Bergaño’s books contain Kapampangan words in practically all areas of study and human activity, which can help in the campaign to “intellectualize” Kapampangan. In medicine, for example, the following Kapampangan words can be reintroduced:

taguilid (diarrhea)
buclo (goiter)
bugsuc (vitiligo)
mabayag (hernia)
batulalangan (myopia)
bilig (cataract)
culapad (intestinal worm or amoeba)
tuma (pubic lice)
yacyac (swollen spleen)
sigasig (asthma)
bucoco (malignant tumor)
dacclong (bowlegged)
singcul (twisted arm)
simpac (cleft mouth)
gutul (head contusion)

As the 1732 dictionary reveals, Kapampangan is capable of expressing sublime thought and emotion.

The word sap or sapni, for instance, refers to the “camaraderie among friends, even between a slave and a master” and aniani to “the reverence of a subject to a superior as well as reverence of a superior to a subordinate.”
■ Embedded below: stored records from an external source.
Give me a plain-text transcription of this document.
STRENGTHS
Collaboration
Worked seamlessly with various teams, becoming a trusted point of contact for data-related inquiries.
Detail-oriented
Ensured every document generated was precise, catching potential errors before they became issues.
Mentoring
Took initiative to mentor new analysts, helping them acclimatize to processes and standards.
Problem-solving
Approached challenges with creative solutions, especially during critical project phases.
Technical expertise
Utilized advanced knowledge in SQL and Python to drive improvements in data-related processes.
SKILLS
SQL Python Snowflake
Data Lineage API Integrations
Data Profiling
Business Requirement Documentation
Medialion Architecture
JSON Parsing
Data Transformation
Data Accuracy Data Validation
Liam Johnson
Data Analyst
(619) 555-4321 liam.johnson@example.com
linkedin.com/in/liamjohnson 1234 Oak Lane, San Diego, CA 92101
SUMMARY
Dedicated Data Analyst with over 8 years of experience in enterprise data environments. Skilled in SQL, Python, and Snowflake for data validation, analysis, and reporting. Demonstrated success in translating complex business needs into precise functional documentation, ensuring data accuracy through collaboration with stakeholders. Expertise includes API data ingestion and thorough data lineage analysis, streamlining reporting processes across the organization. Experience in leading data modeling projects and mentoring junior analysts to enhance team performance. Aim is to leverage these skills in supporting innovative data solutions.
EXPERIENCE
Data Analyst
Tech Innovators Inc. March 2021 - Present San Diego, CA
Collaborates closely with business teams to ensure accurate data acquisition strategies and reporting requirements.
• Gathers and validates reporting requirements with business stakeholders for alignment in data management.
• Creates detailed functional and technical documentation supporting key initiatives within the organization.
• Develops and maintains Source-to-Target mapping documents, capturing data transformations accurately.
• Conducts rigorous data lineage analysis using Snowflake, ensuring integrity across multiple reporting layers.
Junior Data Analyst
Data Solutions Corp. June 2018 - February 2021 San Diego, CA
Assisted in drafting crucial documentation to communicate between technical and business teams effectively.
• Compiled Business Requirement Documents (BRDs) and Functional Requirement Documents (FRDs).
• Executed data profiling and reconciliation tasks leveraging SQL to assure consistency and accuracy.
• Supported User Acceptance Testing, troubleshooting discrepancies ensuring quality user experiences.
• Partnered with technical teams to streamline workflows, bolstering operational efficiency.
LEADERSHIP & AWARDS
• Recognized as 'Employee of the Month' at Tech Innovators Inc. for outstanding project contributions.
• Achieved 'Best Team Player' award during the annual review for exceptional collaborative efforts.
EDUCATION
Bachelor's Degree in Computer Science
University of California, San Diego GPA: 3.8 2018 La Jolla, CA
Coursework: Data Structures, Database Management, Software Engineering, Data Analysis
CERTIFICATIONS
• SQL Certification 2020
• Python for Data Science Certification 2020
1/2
The word lualu means “the virtue of championing the defenseless,” saclong “to take the punishment meant for another or to pay the debt that’s not your own.”

Quaint words like:

payungdaguis (mushroom, but literally, “mouse’s umbrella”)
sulungdaguis (morning star; lit. “mouse’s lamp”)
sabo susu (milk; lit. “soup from the breast”)
bungang tudtud (dream; lit. “fruit of sleep”)
pinanari (rainbow; lit. “king’s loincloth”)
anac sulip (illegitimate child; lit. “child from the basement”)

...show the creative possibilities of the language.

There are also specific and often graphic terms for times of the day, colors, body parts, family ties, flora and fauna, sex and erotica, as well as etymology of common Kapampangan surnames like:

laus (hole)
tayag (to lift)
sagum (to mix drinks)
ibe (to become intoxicated from chewing betel nut)
canlas (to succeed in office)
abad (slight wound)
tulabut (to spurt)
viray (boat)
calma (luck)
suba (to navigate upstream)

...and many more.

“Bergaño’s books can reinvigorate the Kapampangan language by supplying it with thousands of rediscovered words, which is why I consider the translation of these books a real breakthrough in Kapampangan studies ” Tantingco says.

5 comments:

Anonymous said...

ayba mo ne! santing na yan, kapilan ya lumual ya ing libro?

Jay-the Half-blood-Alge said...

Hi! I am trying to learn Kapampangan
for almost three months now. Your link to the Kapampangan lessons was a big help to me but it seems that I really have too many preoccupations this summer and until now, I still find it hard to make Kapampangan phrases but I can now understand some of the Kapampangan posts of my friends.

Anyway, I bought a book that is an English reprint of an old Spanish book, Arte Y Reglas Kapampangan by Fr. Franciso Coronel, also from Holy Angel University. It's a good book but I feel maybe I might be better helped by the two books you described in your blogs.

regards,

Jay

Jason Paul Laxamana said...

olec, next week atin na!

hello, Jay! Glad you're learning other Philippine languages! I myself will study Ilocano and Cebuano after I master Kapampangan! I think I also have that grammar book you mentioned and it was a nice read.